La période qui précède la publication de cet album ridiculise même la presse : six articles dans Le Monde et une Une de Casemate cet été, un numéro spécial de Géo-Histoire, un autre du Point qui sortent un peu avant l’album... Tout cela sans qu’aucun journaliste n’ait lu le livre ; seules quelques images sont délivrées au compte-goutte.
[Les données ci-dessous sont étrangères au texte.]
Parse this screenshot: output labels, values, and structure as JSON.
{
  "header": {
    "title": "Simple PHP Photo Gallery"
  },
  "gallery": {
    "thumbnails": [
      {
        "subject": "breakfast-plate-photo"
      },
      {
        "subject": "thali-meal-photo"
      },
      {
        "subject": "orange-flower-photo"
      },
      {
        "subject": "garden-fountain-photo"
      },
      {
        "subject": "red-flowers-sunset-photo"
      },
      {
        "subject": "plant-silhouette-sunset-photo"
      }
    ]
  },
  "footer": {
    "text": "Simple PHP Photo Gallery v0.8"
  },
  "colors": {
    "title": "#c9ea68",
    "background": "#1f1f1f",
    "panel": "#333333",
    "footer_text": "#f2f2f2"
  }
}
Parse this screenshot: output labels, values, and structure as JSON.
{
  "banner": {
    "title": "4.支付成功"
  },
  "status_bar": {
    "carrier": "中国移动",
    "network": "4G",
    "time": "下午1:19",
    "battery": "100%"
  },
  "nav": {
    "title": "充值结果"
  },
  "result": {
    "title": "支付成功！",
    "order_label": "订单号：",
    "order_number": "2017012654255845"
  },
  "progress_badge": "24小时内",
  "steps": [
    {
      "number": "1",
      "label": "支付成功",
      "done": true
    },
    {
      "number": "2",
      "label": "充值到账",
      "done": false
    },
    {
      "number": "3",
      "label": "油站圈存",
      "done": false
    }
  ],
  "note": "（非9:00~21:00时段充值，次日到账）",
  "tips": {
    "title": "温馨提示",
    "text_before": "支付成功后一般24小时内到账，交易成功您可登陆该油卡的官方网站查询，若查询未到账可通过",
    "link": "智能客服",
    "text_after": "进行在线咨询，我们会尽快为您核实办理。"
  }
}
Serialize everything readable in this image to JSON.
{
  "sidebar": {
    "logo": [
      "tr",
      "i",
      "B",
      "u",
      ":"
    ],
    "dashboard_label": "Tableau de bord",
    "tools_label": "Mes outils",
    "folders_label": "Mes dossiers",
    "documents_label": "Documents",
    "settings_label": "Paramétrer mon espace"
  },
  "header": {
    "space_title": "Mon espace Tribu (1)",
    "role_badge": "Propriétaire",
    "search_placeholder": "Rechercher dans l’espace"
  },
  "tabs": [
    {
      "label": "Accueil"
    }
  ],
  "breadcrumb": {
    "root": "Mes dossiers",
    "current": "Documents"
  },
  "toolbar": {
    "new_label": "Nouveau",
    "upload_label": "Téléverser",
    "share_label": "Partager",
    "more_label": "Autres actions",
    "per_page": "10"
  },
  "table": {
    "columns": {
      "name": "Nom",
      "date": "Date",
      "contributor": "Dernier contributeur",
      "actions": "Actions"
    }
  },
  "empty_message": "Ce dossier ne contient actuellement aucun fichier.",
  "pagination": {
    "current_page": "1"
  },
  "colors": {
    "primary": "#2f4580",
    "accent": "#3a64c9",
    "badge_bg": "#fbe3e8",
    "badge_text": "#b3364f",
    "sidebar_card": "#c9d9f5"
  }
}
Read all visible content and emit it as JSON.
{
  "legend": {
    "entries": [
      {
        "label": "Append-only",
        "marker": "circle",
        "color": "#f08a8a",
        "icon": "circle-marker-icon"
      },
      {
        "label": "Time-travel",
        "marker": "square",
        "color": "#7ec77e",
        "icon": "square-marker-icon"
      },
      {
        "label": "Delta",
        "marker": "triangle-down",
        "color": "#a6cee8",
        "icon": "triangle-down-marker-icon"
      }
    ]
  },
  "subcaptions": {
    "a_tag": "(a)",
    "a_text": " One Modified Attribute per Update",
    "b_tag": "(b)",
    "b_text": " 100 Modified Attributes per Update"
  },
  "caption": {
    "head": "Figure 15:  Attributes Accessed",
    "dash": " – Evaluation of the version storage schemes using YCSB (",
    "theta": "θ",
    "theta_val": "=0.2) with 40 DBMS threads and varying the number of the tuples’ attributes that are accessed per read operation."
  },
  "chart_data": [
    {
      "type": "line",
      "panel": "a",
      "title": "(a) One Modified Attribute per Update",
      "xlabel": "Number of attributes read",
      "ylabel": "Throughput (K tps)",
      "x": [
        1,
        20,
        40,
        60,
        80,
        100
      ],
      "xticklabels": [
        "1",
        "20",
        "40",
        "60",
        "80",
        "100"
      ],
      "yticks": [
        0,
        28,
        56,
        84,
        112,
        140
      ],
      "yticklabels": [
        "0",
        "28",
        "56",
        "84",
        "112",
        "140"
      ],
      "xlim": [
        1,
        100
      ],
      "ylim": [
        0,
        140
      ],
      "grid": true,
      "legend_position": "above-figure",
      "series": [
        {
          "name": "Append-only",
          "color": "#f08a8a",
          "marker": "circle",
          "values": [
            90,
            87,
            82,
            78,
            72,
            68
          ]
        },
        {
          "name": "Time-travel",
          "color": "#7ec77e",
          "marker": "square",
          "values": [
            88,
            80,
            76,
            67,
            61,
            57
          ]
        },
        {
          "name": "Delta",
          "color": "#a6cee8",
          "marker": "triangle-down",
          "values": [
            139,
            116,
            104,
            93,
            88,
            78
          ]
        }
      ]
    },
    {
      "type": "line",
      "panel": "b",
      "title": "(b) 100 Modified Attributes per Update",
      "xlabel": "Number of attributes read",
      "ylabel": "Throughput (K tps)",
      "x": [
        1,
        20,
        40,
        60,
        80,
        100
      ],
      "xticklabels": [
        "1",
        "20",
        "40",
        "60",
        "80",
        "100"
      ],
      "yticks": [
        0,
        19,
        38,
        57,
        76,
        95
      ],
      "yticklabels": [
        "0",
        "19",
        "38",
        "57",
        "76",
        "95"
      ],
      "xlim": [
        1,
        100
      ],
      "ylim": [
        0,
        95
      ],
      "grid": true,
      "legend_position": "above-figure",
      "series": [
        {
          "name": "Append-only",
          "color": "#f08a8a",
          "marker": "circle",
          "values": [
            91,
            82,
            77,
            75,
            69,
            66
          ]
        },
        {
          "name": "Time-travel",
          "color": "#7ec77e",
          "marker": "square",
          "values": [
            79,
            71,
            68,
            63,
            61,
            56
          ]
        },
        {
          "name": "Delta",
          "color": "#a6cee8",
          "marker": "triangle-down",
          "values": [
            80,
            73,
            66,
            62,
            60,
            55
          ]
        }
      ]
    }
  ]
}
Les conférences de presse de lancement tournent autour des conditions de la reprise : le renoncement de Frédéric Mebarki, précédemment pressenti pour succéder à Albert Uderzo, une sélection à l’aveugle des scénarios, trois candidatures seulement pour le dessin, les délais de production de Didier Conrad (six mois pour dessiner l’album...), etc. "Beaucoup d’annonces, donc, de longues explications, des commentaires,... et pourtant, du nouvel album, on ne sait rien", écrivions-nous le 3 octobre dernier dans une série de trois articles qui arpentaient la promotion orchestrée autour de ce lancement.
Personne ne s’en offusque : la presse, vendue depuis si longtemps à la publicité, a tellement l’habitude de faire de la promo sur les produits culturels. Il n’est que François Chrétien, dans Ouest France, pour se rebeller contre cet état de fait le 17 octobre dernier dans un article intitulé : "Parlez d’Astérix, mais ne le lisez pas !" : "On nous explique, sans rire, que les autres médias n’ont pas besoin de connaître l’œuvre pour interroger les auteurs. Ah bon ? Ne serait-ce pas plutôt pour s’assurer une bonne couverture en s’épargnant tout risque de critique ?" et d’expliquer que : "Les deux précédents Astérix étaient franchement mauvais… Fans de la série, et de Conrad et Ferri, on espère de tout cœur que ce 35e album redressera la barre. Mais par Belenos, on n’en fera pas l’éloge sans l’avoir vérifié."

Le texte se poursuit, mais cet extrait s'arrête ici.